An example of a card sorting exercise to create a hierarchy of brand messages
A bar graph depicting outcomes from a card sorting exercise to help create a hierarchy of brand messages
St. John’s University’s “big tent” approach to engaging campus stakeholders in their website refresh project resulted in the website brand message architecture influencing the viewbook and other non-digital publications. Here are excerpts from our virtual workshopping process with SJU.​​​​​

It’s also important to note that brand message architecture helps guide more purposeful communication across your organization — because your brand is more than the headline in your homepage hero. This work becomes a lever to shape all sorts of content across your site, from big impact headlines to financial aid processes and everything in between.

But it’s worth noting that a brand message architecture is not going to look like the big fat deck you might get from a branding firm. It does not address visual identity or wordmarks. It does not distill your brand essence into personality attributes, positioning statements, and myriad other elements.
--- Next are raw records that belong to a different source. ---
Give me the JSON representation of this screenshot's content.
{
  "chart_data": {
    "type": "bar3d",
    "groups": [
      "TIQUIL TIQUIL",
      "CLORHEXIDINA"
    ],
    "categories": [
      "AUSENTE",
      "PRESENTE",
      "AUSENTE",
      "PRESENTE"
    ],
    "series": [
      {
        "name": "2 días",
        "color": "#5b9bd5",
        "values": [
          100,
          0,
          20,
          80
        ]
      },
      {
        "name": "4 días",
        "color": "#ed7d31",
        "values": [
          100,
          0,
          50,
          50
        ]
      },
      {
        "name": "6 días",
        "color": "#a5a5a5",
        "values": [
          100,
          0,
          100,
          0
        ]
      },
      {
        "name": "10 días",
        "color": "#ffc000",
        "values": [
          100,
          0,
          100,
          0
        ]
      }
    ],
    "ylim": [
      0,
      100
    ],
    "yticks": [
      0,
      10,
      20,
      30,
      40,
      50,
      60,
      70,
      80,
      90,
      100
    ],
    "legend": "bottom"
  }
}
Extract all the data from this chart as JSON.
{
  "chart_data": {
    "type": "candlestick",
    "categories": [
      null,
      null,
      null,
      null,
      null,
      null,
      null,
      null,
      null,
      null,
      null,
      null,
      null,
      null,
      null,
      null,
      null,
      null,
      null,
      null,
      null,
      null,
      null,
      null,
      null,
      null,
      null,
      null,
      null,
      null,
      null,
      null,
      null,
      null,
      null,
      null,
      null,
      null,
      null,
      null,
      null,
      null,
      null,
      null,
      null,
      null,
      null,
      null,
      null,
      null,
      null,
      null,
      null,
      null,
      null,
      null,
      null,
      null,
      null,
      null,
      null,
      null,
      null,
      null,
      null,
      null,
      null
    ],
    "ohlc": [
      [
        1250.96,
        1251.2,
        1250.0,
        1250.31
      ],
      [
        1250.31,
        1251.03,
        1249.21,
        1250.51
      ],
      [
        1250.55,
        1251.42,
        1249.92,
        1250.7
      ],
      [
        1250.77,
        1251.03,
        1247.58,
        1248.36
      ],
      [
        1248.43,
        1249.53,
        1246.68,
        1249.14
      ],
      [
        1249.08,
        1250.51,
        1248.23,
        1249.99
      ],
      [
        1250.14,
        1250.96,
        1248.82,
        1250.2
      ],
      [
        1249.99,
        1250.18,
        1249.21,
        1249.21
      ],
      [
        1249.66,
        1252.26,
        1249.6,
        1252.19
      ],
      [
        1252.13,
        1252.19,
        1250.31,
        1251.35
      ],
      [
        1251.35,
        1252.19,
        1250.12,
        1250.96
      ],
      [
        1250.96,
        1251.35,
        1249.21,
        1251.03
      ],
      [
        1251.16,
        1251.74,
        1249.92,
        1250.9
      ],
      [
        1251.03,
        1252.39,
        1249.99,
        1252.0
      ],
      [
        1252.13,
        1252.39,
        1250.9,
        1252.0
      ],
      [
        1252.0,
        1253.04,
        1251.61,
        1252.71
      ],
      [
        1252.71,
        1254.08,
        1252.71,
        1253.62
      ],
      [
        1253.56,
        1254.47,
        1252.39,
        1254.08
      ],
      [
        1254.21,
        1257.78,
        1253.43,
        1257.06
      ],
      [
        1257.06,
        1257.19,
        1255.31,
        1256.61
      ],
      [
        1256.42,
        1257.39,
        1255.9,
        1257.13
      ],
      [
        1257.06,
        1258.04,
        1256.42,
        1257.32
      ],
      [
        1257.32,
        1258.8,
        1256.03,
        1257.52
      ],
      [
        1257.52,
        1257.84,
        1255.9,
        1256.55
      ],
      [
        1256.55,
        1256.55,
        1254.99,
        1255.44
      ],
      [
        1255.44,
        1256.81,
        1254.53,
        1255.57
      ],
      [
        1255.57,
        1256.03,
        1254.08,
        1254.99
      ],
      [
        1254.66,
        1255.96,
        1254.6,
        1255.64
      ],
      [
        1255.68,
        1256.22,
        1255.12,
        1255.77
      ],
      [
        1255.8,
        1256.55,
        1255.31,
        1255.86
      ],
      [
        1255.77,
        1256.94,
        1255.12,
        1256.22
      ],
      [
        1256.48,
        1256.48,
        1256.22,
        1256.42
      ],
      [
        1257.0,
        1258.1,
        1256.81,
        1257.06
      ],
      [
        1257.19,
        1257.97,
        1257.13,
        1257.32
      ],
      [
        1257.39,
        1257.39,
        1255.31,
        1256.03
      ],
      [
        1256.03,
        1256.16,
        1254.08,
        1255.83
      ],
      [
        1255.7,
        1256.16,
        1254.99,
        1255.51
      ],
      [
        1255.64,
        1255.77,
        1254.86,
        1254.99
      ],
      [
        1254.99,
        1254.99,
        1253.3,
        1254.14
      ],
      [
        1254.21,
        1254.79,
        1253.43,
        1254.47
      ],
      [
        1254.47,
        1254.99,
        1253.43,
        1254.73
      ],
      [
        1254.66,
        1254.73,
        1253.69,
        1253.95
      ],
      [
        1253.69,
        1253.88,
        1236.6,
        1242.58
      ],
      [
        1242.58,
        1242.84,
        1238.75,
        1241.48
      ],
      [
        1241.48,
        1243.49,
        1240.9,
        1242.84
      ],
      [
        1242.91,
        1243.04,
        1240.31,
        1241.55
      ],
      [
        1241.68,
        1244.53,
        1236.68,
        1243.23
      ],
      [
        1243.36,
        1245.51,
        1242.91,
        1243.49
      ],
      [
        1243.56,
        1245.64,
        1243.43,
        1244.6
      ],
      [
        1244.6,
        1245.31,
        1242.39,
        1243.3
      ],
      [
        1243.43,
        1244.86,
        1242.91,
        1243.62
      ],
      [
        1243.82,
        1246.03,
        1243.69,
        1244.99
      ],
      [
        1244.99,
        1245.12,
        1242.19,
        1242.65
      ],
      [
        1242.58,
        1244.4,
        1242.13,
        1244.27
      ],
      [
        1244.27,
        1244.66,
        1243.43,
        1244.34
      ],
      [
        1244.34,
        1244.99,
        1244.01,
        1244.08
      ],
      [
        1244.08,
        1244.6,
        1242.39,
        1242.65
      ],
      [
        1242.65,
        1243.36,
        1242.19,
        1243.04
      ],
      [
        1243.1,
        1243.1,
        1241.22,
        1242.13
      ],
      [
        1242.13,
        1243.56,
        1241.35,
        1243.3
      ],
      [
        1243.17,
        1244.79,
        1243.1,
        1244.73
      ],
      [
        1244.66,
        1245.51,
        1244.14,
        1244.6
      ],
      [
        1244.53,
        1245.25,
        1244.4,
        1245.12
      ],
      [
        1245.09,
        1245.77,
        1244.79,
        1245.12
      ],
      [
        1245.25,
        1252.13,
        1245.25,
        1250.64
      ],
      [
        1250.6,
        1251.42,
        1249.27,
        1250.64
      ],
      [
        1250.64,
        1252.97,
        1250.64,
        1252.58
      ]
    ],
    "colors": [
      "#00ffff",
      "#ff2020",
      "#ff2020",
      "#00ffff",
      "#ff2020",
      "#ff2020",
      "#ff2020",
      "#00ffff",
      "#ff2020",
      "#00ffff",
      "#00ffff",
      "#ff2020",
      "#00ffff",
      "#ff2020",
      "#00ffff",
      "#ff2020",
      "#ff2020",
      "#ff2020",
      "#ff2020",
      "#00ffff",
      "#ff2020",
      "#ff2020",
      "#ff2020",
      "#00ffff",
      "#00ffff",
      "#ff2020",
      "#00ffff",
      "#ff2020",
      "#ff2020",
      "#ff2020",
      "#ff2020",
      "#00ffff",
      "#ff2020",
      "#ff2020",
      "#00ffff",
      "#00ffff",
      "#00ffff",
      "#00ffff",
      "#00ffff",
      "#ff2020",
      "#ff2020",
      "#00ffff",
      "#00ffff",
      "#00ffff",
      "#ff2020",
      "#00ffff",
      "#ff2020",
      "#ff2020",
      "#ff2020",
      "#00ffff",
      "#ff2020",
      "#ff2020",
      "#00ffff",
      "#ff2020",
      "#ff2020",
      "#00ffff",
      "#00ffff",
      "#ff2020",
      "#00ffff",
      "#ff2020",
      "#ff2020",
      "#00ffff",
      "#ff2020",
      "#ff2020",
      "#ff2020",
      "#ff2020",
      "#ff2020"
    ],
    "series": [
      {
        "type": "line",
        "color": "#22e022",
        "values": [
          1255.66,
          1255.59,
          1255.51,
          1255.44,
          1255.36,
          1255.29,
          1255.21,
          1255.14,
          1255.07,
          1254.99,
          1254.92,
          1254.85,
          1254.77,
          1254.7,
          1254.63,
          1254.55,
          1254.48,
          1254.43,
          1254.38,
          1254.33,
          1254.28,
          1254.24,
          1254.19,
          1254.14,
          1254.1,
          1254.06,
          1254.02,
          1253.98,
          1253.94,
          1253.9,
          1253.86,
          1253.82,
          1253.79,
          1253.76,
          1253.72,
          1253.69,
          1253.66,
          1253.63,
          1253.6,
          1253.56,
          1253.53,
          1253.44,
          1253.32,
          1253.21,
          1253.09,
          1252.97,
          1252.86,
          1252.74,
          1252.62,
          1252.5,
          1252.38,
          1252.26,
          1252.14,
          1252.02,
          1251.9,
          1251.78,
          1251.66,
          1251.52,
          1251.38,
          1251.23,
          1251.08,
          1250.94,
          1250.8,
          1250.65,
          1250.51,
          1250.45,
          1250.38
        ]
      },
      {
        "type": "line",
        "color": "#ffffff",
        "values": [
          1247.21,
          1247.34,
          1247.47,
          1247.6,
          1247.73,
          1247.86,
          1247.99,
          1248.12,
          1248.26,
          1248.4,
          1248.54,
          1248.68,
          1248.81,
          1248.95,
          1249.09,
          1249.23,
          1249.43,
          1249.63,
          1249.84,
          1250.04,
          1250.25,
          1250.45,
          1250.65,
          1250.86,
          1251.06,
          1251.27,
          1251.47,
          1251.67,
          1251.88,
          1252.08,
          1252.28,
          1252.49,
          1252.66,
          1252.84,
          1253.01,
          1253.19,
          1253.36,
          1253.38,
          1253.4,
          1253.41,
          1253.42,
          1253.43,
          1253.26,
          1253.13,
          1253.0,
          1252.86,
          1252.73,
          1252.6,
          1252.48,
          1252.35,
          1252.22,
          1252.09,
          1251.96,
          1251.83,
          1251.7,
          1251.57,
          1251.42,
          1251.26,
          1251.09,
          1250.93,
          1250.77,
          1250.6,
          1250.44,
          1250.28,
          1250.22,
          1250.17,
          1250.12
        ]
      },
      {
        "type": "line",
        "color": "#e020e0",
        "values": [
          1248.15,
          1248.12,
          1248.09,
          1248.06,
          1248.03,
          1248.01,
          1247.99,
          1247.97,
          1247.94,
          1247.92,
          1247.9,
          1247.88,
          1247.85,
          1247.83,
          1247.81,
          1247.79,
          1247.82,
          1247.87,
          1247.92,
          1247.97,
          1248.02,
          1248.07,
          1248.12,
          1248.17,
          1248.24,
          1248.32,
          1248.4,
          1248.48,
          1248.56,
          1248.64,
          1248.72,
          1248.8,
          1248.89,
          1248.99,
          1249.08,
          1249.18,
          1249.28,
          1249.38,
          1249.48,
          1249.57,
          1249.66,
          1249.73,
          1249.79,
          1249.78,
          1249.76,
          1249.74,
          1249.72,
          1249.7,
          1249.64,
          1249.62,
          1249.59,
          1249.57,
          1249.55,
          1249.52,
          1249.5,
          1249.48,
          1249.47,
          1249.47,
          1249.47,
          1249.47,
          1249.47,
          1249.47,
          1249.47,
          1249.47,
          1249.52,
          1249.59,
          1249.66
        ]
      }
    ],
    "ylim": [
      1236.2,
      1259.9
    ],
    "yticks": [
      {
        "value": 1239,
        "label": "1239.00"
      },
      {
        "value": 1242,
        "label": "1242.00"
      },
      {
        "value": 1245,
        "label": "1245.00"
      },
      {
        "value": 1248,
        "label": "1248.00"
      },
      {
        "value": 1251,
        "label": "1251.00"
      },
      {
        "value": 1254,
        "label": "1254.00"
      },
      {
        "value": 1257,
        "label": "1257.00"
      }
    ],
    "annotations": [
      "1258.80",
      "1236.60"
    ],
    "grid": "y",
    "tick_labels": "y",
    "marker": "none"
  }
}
It is first and foremost a guidepost for your web content, with the potential to extend influence to other platforms as is relevant.

Creating a Brand Message Architecture — Card Sorts, Workshops, and More

At OHO, our approach is adapted from the BrandSort process pioneered by content strategist and branding consultant Margot Bloomstein. (Bloomstein wrote extensively about her approach in her 2012 book, “Content Strategy at Work.”)

We facilitate a collaborative attribute sorting exercise with key web content stakeholders and brand owners (usually no more than a half dozen or so). This exercise asks participants to consider three key questions — who are you (meaning, how are you currently perceived), who are you not, and who do you want to be? 

Out of that exercise, we identify messaging clusters and refine those into key messages with supporting themes — enriched with organizational context and nuance by virtue of our workshop approach. 

An example of brand messaging displayed on Columbia Law School's website
Our website redesign discovery and user research with Columbia Law School found that people valued the premier law school’s Manhattan location and the vibrant community on campus. This heavily influenced our brand message architecture, which elevated previously understated messages around the school’s location and student body. This prominent element on the homepage reinforces both of those messages.

Our overall project strategy — including user research and discovery findings and the website’s defined goals and audiences — also fundamentally shapes the direction our brand message architecture work takes.

How Do You Use a Brand Message Architecture?

We call a brand message architecture the DNA of your content strategy for a reason — once you have your messaging defined, reinforced by a clear sense of goals and audience, you have a powerful foundation upon which to create targeted digital communications. 

A brand message architecture should be an ongoing internal reference for your content teams,  guiding the development of website copy and visual content by establishing priority, emphasis, and direction. 

You can use your brand message architecture to shape editorial decisions about news content and brand storytelling — consider tagging key message themes in your editorial calendar to track relevance and identify gaps or opportunities as they arise.

When conducting regular content audits and planning revisions, your brand message architecture can serve as a reference to gauge alignment.

A screenshot from the University of South Dakota's site where they emphasized regional excellence.
One of our key messages for the University of South Dakota emphasized regional excellence. That’s reflected in the prominence of these rankings on their homepage.

Brand message architecture may not be the answer to life, the universe, and everything. The messages yielded from this work are not intended to be used as headlines in your homepage hero or billboard. They are not meant to be dropped directly into web copy. And they are not a vision or mission statement for your organization.

But by defining the hierarchy of communications goals for your web content, you create a powerful sense of focus that will yield a consistent and compelling narrative, making your website a powerful and strategic communications tool.